Living in our pluralistic society and our changing world, it is easy for us to lose our Catholic identity. We can mistake the identity of religion and the identity of the Church. We can be influenced by what we read in newspapers and magazines, what we hear from radios and see in television, and even in internet. When secular journalists write commentaries on religious issues, they tend to write from a secular point of view. Since they do not understand the essence of religion and the mission of the Church, they tend to give comments on one aspect of the whole picture. For them, religious truth is a matter of opinion taken from pollsters, rather than something revealed from above.

There are certain terminologies a number of Catholics used do not express a sense of Catholic identity either. Did we ever ask a certain Catholic priest such as: What service do you have today, or how many services do you have today? Do we have a sacrament of reconciliation today? Actually, there is no such thing as the sacrament of reconciliation. There is only a rite of reconciliation. As for sacrament, it is to be called the sacrament of penance. For us mature Catholics, we can tell what is right and wrong and what is correct or incorrect. However, for young children, they can be misled and deceived easily by the mass media. If we think our children's minds have been poisoned by what they had read or seen in the mass media, we have to help disinfect it and intoxicate it from theirs.

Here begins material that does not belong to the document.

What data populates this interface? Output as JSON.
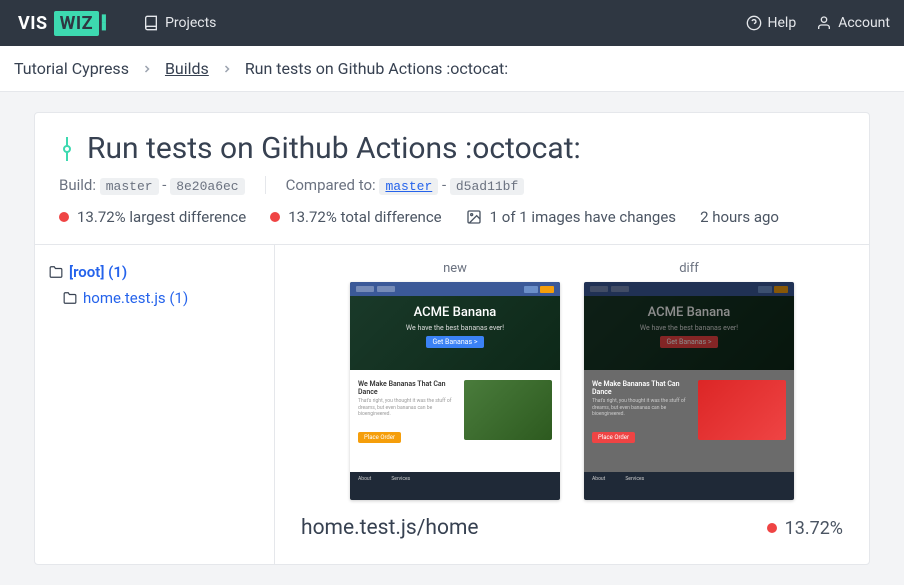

The lesson John the Baptist teaches us today is the lesson of self-identity, the identity of God and of religion. The lesson we can learn from John is to accept our position, our standing and our limitation, good points and bad, not faking, not attributing to ourselves what we do not have and did not do. Did we ever feel empty inside ourselves at night, finding it difficult to sleep, after we had been boastful of what we did not have and did not do? To feel empty inside ourselves is a first step for an inner conversion.

The sense of our Catholic identity is important for us and for others in dealing with us. It helps us know our stand. As Christians, we are concerned with who we are, what is to become of us, what we are to believe and to do, and why we have been born into this world.

Prayer for knowing who we are and what our religion is:

Oh Lord God! You know everything,

you know my heart.

Grant that I may know myself:

my substance, my stand, my role and my limitation,

along with my good points and bad.

May I be true to myself

so that I may live in peace and joy. Amen.